During this period it is not clear how often Urban Systems was the sole service provider without any competitive bidding.
As a former consultant, used to writing proposals in response to Requests for Proposals, in my opinion, much of the ‘information’ provided in this report is general knowledge that one would expect a qualified consultant to include in a proposal to demonstrate that they fully understand the problem to be addressed in subsequent consulting work.
It is more difficult to assess the associated four-page report by Matrix Solutions purporting to be a Hydrotechnical Assessment, as no information is provided on the details of the hydraulic modelling, assumptions employed etc.
As someone who used to do hydraulic modelling in the 1980s, $29,000 should be able to buy an awful lot of modelling.
I question whether the Town and the ratepayers are receiving real value for the funds expaended?
In the longer term, it makes eminent sense to address the issue of the dykes and risk of flooding but if one is serious about estimating flood levels on the Kicking Horse, then one has to consider the effect of water levels in the Columbia River in combination with the impact of gravel transport and deposition.

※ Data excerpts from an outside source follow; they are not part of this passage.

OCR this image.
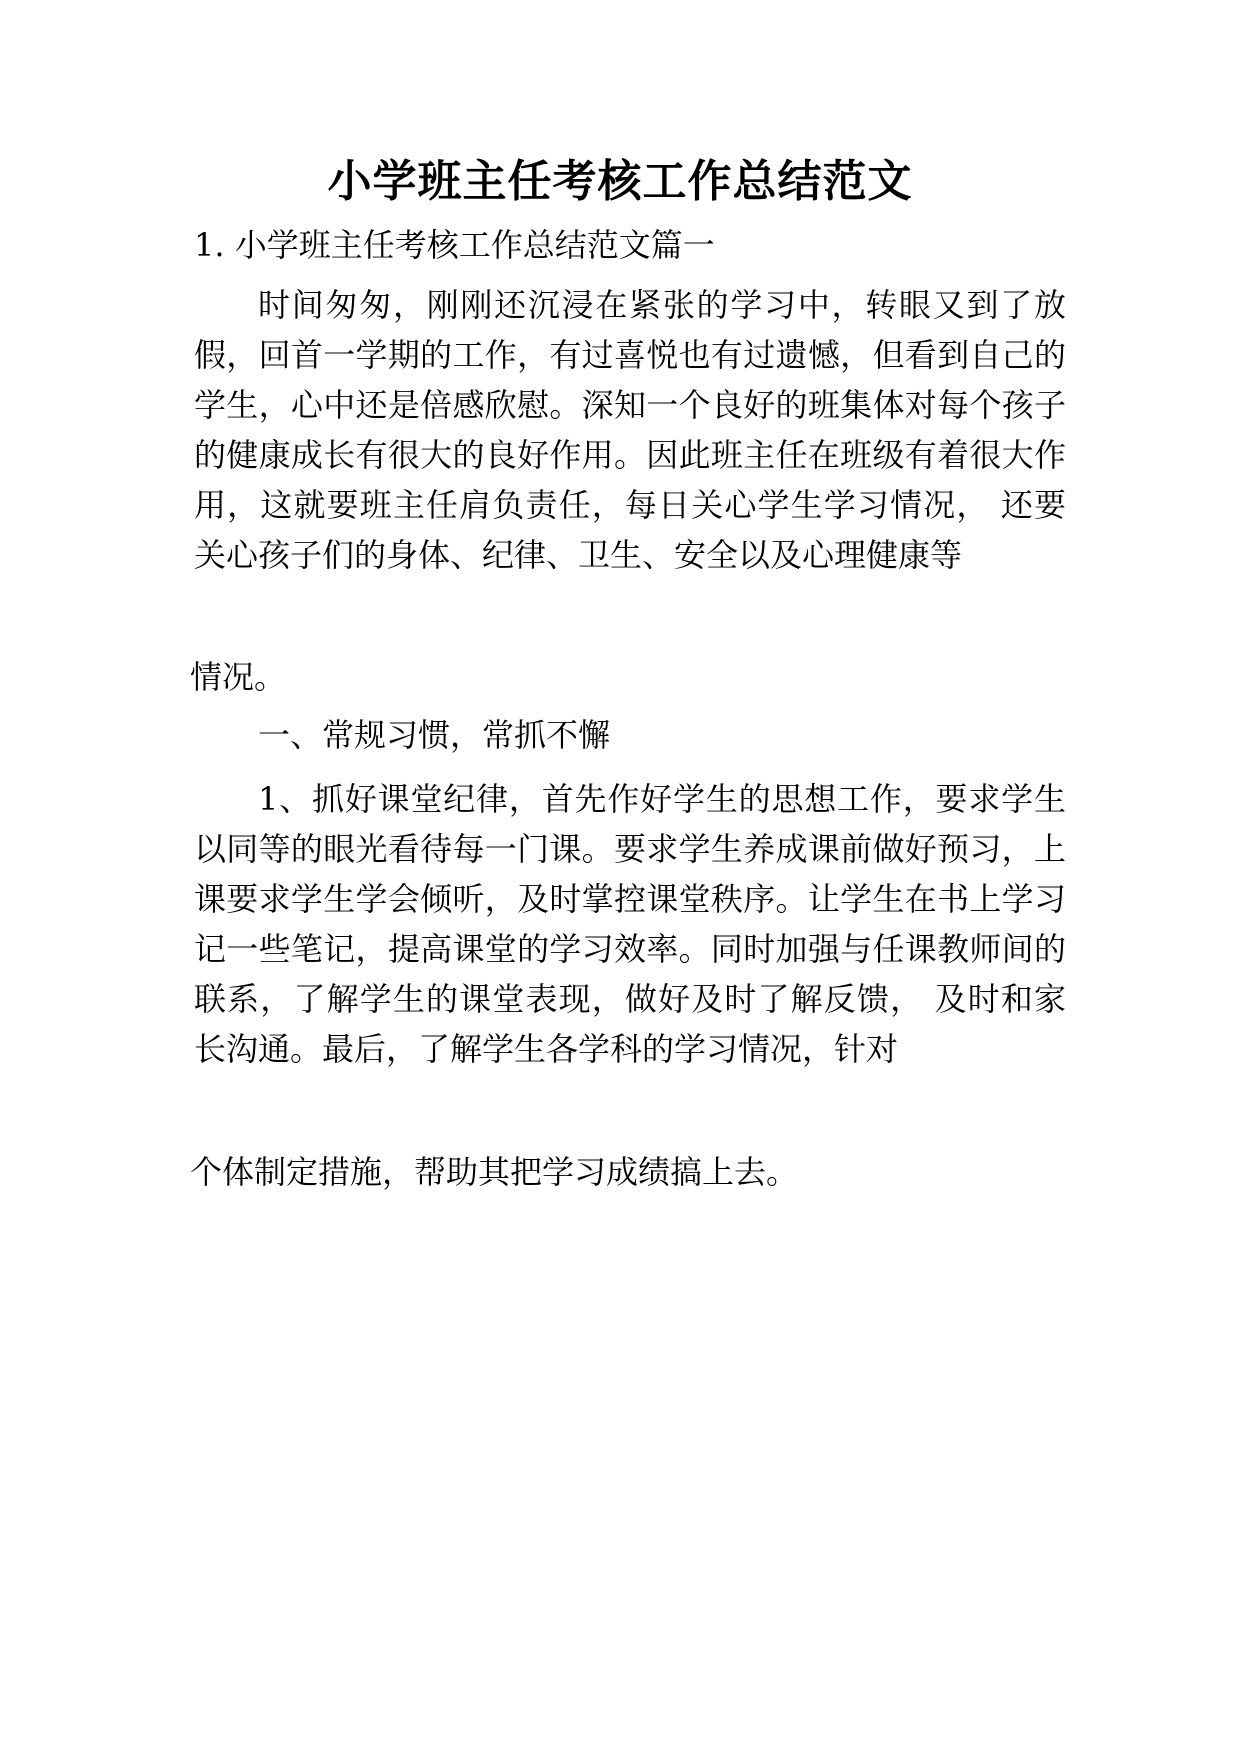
小学班主任考核工作总结范文

1. 小学班主任考核工作总结范文篇一

时间匆匆，刚刚还沉浸在紧张的学习中，转眼又到了放假，回首一学期的工作，有过喜悦也有过遗憾，但看到自己的学生，心中还是倍感欣慰。深知一个良好的班集体对每个孩子的健康成长有很大的良好作用。因此班主任在班级有着很大作用，这就要班主任肩负责任，每日关心学生学习情况， 还要关心孩子们的身体、纪律、卫生、安全以及心理健康等

情况。

一、常规习惯，常抓不懈

1、抓好课堂纪律，首先作好学生的思想工作，要求学生以同等的眼光看待每一门课。要求学生养成课前做好预习，上课要求学生学会倾听，及时掌控课堂秩序。让学生在书上学习记一些笔记，提高课堂的学习效率。同时加强与任课教师间的联系，了解学生的课堂表现，做好及时了解反馈， 及时和家长沟通。最后，了解学生各学科的学习情况，针对

个体制定措施，帮助其把学习成绩搞上去。
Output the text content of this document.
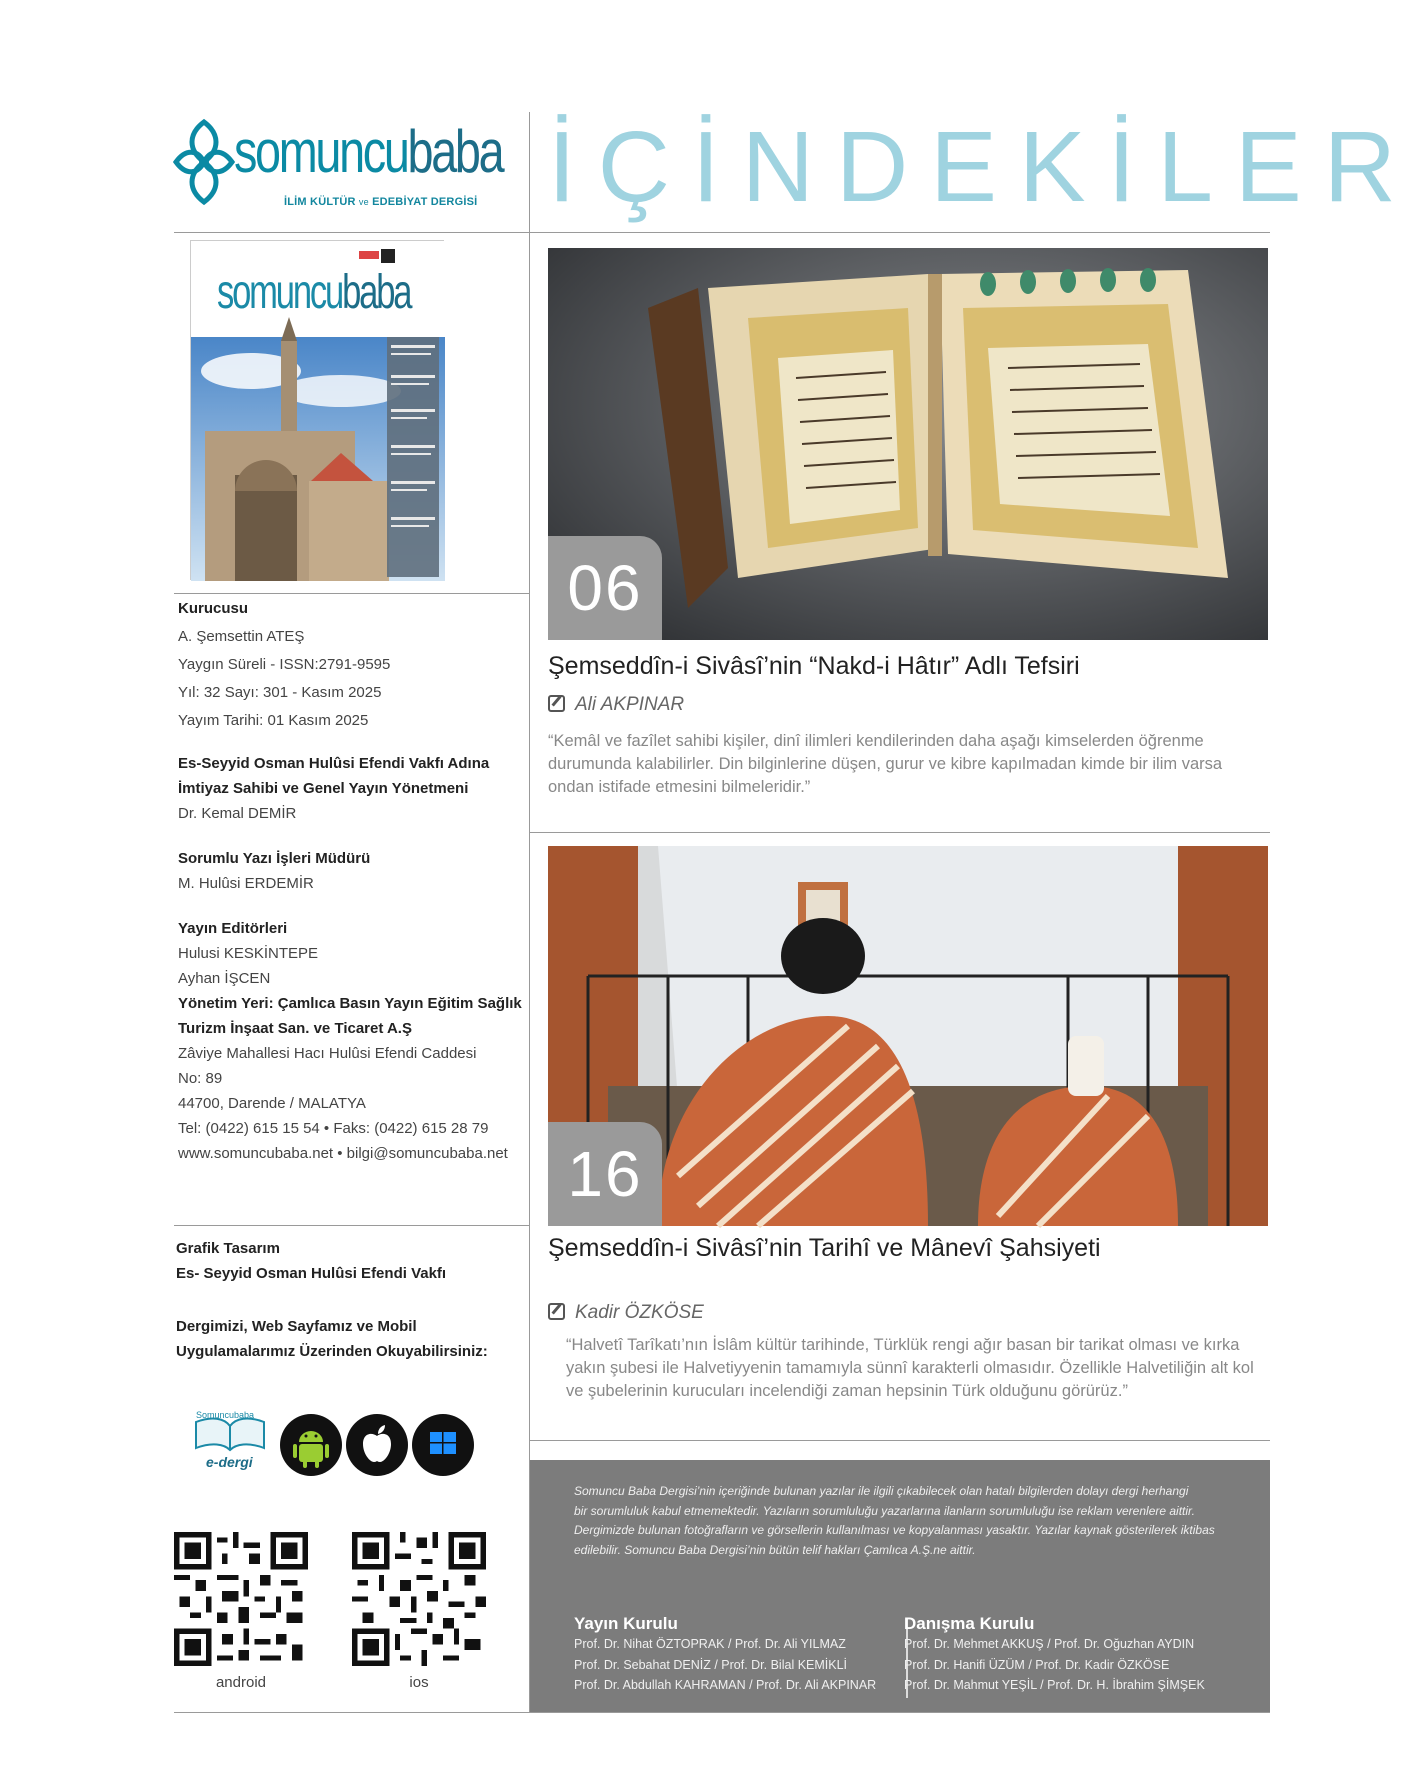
somuncubaba
İLİM KÜLTÜR ve EDEBİYAT DERGİSİ İÇİNDEKİLER
somuncubaba
Kurucusu
A. Şemsettin ATEŞ
Yaygın Süreli - ISSN:2791-9595
Yıl: 32 Sayı: 301 - Kasım 2025
Yayım Tarihi: 01 Kasım 2025
Es-Seyyid Osman Hulûsi Efendi Vakfı Adına
İmtiyaz Sahibi ve Genel Yayın Yönetmeni
Dr. Kemal DEMİR
Sorumlu Yazı İşleri Müdürü
M. Hulûsi ERDEMİR
Yayın Editörleri
Hulusi KESKİNTEPE
Ayhan İŞCEN
Yönetim Yeri: Çamlıca Basın Yayın Eğitim Sağlık
Turizm İnşaat San. ve Ticaret A.Ş
Zâviye Mahallesi Hacı Hulûsi Efendi Caddesi
No: 89
44700, Darende / MALATYA
Tel: (0422) 615 15 54 • Faks: (0422) 615 28 79
www.somuncubaba.net • bilgi@somuncubaba.net
Grafik Tasarım
Es- Seyyid Osman Hulûsi Efendi Vakfı
Dergimizi, Web Sayfamız ve Mobil
Uygulamalarımız Üzerinden Okuyabilirsiniz:
Somuncubaba
e-dergi
android	ios
06
Şemseddîn-i Sivâsî’nin “Nakd-i Hâtır” Adlı Tefsiri
Ali AKPINAR
“Kemâl ve fazîlet sahibi kişiler, dinî ilimleri kendilerinden daha aşağı kimselerden öğrenme
durumunda kalabilirler. Din bilginlerine düşen, gurur ve kibre kapılmadan kimde bir ilim varsa
ondan istifade etmesini bilmeleridir.”
16
Şemseddîn-i Sivâsî’nin Tarihî ve Mânevî Şahsiyeti
Kadir ÖZKÖSE
“Halvetî Tarîkatı’nın İslâm kültür tarihinde, Türklük rengi ağır basan bir tarikat olması ve kırka
yakın şubesi ile Halvetiyyenin tamamıyla sünnî karakterli olmasıdır. Özellikle Halvetiliğin alt kol
ve şubelerinin kurucuları incelendiği zaman hepsinin Türk olduğunu görürüz.”
Somuncu Baba Dergisi’nin içeriğinde bulunan yazılar ile ilgili çıkabilecek olan hatalı bilgilerden dolayı dergi herhangi
bir sorumluluk kabul etmemektedir. Yazıların sorumluluğu yazarlarına ilanların sorumluluğu ise reklam verenlere aittir.
Dergimizde bulunan fotoğrafların ve görsellerin kullanılması ve kopyalanması yasaktır. Yazılar kaynak gösterilerek iktibas
edilebilir. Somuncu Baba Dergisi’nin bütün telif hakları Çamlıca A.Ş.ne aittir.
Yayın Kurulu
Prof. Dr. Nihat ÖZTOPRAK / Prof. Dr. Ali YILMAZ
Prof. Dr. Sebahat DENİZ / Prof. Dr. Bilal KEMİKLİ
Prof. Dr. Abdullah KAHRAMAN / Prof. Dr. Ali AKPINAR
Danışma Kurulu
Prof. Dr. Mehmet AKKUŞ / Prof. Dr. Oğuzhan AYDIN
Prof. Dr. Hanifi ÜZÜM / Prof. Dr. Kadir ÖZKÖSE
Prof. Dr. Mahmut YEŞİL / Prof. Dr. H. İbrahim ŞİMŞEK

This would require some fairly sophisticated hydraulic modelling and considerable expertise, not found in most engineering firms.
Estimating gravel bed transport is a very tricky challenge, however the amount of sediment transported through the canyon and deposited in the lower reach through the townsite is very significant.
The importance of removing gravel on a regular basis from the townsite reach cannot be overstated; the alternative is to be continually raising the elevation of the dykes to provide enough freeboard as the river deposits sediment in the lower reach.